As I navigated life as a new mom, while working, and being a wife, my faith became just a part of me, but not all of me. I lost sight of the role God was playing in my life, like I have numerous times. I was imagining my life, rather than letting God take control and paint the picture of the story He had for me. Looking back, I see the intervention He had throughout the days and because of Him I have many stories to share. The way I imagined life as a wife and mother hasn’t been anything I expected, but God has created us to live for His purpose and plan for our lives, not our own.



"For I know the plans I have for you,” declares the Lord, “plans to prosper you and not to harm you, plans to give you hope and a future." Jeremiah 29:11

One major aspect I left out of my story is my college experience. For those of you who knew me then, you know I spent five years in college. I started my studies at the local community college, and because of my desire to help people, I studied nursing. At the time, I did feel like that was the path God wanted me to take. Fast forward to the last semester of nursing school, right before graduation, and I failed. Yes, after 3 years of studying at the community college, right before becoming a nurse, I didn’t pass the final exam by one point. I didn’t graduate as a nurse, and I am not a nurse today.


The days after this happened, I was sad, frustrated and mad. If God was telling me that being a nurse was how I was going to make the world a better place, why would He let me fail?

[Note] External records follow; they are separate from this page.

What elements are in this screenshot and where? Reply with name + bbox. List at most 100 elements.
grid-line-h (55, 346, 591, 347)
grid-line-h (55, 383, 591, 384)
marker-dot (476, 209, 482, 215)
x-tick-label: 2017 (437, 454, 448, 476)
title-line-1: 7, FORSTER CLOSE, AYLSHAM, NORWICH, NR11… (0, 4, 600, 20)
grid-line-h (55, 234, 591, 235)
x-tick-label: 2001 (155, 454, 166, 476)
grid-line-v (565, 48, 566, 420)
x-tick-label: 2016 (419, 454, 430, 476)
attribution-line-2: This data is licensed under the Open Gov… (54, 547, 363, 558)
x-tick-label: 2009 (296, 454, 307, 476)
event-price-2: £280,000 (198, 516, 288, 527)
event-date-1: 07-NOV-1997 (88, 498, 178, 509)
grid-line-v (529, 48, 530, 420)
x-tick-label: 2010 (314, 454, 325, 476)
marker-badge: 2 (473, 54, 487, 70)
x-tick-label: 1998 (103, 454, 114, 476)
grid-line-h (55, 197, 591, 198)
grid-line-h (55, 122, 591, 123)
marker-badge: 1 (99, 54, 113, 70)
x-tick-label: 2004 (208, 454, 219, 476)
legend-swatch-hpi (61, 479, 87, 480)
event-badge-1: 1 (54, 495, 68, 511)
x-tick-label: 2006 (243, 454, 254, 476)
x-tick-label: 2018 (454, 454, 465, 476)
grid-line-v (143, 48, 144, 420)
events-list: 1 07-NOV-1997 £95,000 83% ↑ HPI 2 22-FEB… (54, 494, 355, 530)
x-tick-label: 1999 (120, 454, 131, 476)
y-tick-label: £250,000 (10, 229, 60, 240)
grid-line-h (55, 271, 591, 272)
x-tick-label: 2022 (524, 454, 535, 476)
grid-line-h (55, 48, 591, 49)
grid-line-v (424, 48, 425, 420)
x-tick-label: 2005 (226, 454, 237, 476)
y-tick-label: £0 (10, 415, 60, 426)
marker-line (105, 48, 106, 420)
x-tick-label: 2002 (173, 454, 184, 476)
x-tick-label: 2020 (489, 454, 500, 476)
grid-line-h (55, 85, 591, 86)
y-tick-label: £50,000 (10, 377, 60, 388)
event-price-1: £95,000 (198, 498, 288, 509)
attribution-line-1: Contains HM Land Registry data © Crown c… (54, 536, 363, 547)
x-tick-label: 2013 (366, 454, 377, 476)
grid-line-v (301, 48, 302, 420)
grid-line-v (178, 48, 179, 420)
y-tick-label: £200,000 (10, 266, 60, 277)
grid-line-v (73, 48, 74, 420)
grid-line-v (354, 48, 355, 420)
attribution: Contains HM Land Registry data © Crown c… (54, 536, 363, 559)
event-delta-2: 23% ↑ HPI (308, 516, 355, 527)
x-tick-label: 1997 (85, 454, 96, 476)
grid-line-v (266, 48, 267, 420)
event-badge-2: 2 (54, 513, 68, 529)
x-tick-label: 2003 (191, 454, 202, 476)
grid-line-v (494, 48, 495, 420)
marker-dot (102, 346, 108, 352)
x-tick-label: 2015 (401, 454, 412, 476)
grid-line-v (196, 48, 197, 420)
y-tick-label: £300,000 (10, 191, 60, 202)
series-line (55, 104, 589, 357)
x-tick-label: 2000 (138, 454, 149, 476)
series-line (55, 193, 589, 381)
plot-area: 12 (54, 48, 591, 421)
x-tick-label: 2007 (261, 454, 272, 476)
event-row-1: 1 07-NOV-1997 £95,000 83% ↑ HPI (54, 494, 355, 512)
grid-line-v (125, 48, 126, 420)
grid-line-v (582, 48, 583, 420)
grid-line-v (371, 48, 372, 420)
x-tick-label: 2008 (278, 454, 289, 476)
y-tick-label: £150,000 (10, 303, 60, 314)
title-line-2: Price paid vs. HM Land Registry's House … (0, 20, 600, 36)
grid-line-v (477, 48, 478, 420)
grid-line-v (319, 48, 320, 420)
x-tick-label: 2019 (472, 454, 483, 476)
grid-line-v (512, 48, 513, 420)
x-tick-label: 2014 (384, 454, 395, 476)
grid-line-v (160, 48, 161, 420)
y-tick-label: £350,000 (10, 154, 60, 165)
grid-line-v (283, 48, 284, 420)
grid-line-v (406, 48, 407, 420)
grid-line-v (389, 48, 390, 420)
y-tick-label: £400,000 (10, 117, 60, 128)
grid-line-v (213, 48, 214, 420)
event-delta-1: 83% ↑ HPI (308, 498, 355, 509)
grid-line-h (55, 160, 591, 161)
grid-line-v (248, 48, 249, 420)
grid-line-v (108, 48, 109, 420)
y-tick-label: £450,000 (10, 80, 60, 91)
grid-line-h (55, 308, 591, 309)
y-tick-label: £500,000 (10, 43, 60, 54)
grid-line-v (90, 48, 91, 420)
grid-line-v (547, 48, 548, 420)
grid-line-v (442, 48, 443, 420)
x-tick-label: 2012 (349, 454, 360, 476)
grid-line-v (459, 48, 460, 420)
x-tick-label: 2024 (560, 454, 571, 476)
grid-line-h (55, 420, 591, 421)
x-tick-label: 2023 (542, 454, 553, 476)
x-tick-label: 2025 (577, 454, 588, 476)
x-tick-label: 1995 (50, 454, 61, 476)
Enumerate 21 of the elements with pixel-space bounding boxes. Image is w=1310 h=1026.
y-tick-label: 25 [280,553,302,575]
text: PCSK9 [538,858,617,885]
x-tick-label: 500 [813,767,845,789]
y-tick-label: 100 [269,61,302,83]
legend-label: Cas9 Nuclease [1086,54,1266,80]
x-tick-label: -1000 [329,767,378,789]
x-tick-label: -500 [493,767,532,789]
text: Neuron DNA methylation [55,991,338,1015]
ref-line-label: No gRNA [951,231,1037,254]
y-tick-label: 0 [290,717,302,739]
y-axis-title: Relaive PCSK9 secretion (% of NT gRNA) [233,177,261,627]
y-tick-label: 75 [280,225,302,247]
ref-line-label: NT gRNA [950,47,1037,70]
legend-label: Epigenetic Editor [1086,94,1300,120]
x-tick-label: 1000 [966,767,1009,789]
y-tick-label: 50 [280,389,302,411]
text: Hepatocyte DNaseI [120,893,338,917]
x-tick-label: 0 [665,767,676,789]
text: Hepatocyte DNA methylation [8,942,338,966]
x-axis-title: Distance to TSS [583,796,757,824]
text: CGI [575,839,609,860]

After a few weeks of getting over the initial shock of failure, I laid out the options I had to continue. I could wait a year and repeat the last semester of nursing school, or I could enroll at Slippery Rock University and start a new path to a bachelor’s degree.


Looking back, I can see that God was taking back control of the situation. While I thought nursing was His plan for me, it wasn’t. However, He did know that many years later, my time in nursing school would be useful. He prepared me for today. He gave me the skills and abilities I need to take care of a child with cancer. I already knew how to take vital signs, give medicines, give NG tube feedings, change dressings, etc. If it wasn’t for God’s intervention in my life, I wouldn’t be sitting here, writing to you.


If you are in a time of failure right now, hold on tight, take a deep breath, and pray. God isn’t done with you yet, and He is going to use you to fulfill His purpose. God uses failures to grow our faith and remind us of His faithfulness, even in our imperfections.


I quickly fell in love with my studies at SRU. I began to take classes focusing on the nonprofit sector. I felt at peace with the decision to not finish nursing school and to extended my learning into courses of community engagement, philanthropy, and lots and lots of writing. It's interesting that now, I feel God is calling me to share my stories through writing. Long story short, I graduated with a bachelor’s degree and was able to further my career within the YMCA.


When life is going good, we rarely praise Jesus, but when we need Him, all we do is pray. Life was good. I was moving forward as a working wife and mom. I didn’t know where God was going to take me next, but He knew.


"My flesh and my heart may fail, but God is the strength of my heart and my portion forever." Psalm 73:26

Throughout my life God has been there. Like many times in the Bible, He used my failures for His glory, purpose and plan. He has always had a very detailed and intricate intention for me even with my short comings. My friend, He has a plan for you too!


My story doesn't end here, because, just when I thought I was fulfilling His purpose for me, He once again reminded me that He is in control. I certainly wasn’t prepared for what was coming next: another baby, Leah Grace. Once again, God was directing me to be "Mama."